剥ぎ取られた秘密のヴェール!グレープ・ザ・巨峰、必殺のガイアフォース・アルファ炸裂の巻

 猛り立つ春九砲丸の姿を見て、グレープ・ザ・巨峰は激怒した。

 勝利以外のものに何の意味がある?

 なけなしの努力など傍から見ればただの自己満足でしかない。

 もう一度、グレープ・ザ・巨峰は血まみれの春九砲丸の姿を見た。

 惨たらしくも傷つきながら立ち尽くす若獅子の姿に畏敬の念さえ覚える。

 だが、どれほどの威容を発しようとも認めたくないものはやはり認められない。そのことがグレープ・ザ・巨峰の憎悪をさらに根深いものにしていった。

 

 この光景は、あの時と同じだ。

 グレープ・ザ・巨峰は突進する。それは大地に足跡を残すほどの力強い地響きだった。

 

 口の減らない若造が。

 

 死にかけのひな鳥を押しつぶして黙らせてやる。


 春九砲丸は巨体の突進を受け止める為に身構えた。

 無理は承知だ。

 しかし、体に染みついた彼の生き方が敵前逃亡という選択肢を許さなかった。


 次の瞬間、春九砲丸はトレーニングジムの壁まで吹き飛ばされた。

 そして息をつく暇も無くグレープ・ザ・巨峰の両手は春九砲丸のまわしを掴む。

 

 みしっ!みしぃっ!

 下半身の骨という骨を破壊しかねないほど強力な腕力。もはや春九砲丸は悲鳴を上げることすらままならなかった。
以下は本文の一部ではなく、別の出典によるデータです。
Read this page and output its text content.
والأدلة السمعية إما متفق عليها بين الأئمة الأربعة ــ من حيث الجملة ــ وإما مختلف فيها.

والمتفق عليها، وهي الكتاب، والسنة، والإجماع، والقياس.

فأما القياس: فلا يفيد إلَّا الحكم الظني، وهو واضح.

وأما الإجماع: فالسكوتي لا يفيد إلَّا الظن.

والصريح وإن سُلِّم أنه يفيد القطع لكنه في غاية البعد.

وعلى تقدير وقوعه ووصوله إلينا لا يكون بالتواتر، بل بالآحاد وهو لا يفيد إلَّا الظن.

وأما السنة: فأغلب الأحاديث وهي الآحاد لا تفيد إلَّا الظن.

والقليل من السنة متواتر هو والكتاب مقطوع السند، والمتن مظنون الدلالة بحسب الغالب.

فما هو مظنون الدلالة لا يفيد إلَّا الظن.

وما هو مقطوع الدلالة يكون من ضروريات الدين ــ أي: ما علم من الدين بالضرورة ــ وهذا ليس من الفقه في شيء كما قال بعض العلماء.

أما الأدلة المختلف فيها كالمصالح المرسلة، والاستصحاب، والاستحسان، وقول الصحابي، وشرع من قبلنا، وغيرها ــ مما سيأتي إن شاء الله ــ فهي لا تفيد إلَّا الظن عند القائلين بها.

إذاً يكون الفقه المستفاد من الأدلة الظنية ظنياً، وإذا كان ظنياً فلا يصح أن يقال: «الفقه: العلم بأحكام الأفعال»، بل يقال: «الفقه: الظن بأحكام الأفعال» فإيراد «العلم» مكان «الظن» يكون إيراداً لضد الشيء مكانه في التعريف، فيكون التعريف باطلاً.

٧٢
 「どうした、小僧!まさか今までのお遊びを私のスモーだと思っていたのか?」


 どうだ。わかったか。

 これが力だ。

 力に理由など存在しない。

 トレーニングの総量が力の増減に関係することなどない。

 十分な修練を積めば強者を打倒できる?

 確かな実績が不動の自信に繋がる?

 甘ったれるな。

 真の強者とはそういったものを生まれながらにして持ちえる者たちなのだ。

 最強の力に屈しろ、春九砲丸。

 そして、私に許しを乞え。

 私が間違っていました。

 貴方の言い分が正しかった、と言ってみろ。

 お前が属する真に世界とは容赦ない非情の世界なのだ。


 グレープ・ザ・巨峰は指に渾身の力を込めた。

 敵の指をへし折り、肘関節を破壊するのは古代スモー独特の戦法である。

 

 これはリスペクト。

 目の前の男は手を抜いて相手が出来るような雑魚ではない。

 一流の闘志と実力を持ったスモーレスラーだったのだ。

 グレープ・ザ・巨峰は春九砲丸の実力を認めざるを得なかった。


 「ふんぬっ!!!」


 片足を立て、前方に額をぶち当てる。

 俺の頭はケンドーマスクよりも硬い。負けるわけがない、と春九砲丸は捨て身でグレープ・ザ・巨峰に頭突きを食らわせる。

 指に力を込めた。

 この命の灯が消えようとも決して屈しはしない。


 右に動いて、こちらの体勢を崩そうとするグレープ・ザ・巨峰の足を逆にこちらから足を引っかけて止めてやった。


 競り勝つ。

 小技などには頼らない。

 力と力で競り合い、これに打ち勝つ。

 猛獣の爪の如きグレープ・ザ・巨峰の五指がさらに暴れる。

 春九砲丸は自分の首を後方に引き上げ、また一歩足を踏み出した直後に頭突きを当てた。

 ごんっ!

 衝突した瞬間、目の中に火花が生じる。

 やはり硬い。もはや石頭というよりも鉄塊だった。


 「その程度か、春九砲丸。いいか、本当の頭突きというものはこういうものだ!」


 今度はグレープ・ザ・巨峰の巨体が一歩、後に引いた。


 ちぃっ。舌打ちをしたすぐその後に極大の衝撃に備える。

 さあ、覚悟を決めろ。

 次は頭蓋が砕けるか、はたまた脳が飛び出すか。

 春九砲丸は歯を食い縛り、首を後方に引く。

 そして、もう一歩進んでから傷だらけの額をぶち込んだ。

 ごごんっ!!!


 「ぐぬぅぅぅ!生意気な……ッッ!!!」


 ピシッ、ピシィッ。

 数回の頭突き合戦の結果、グレープ・ザ・巨峰のケンドーマスクに歪な裂け目が生じた。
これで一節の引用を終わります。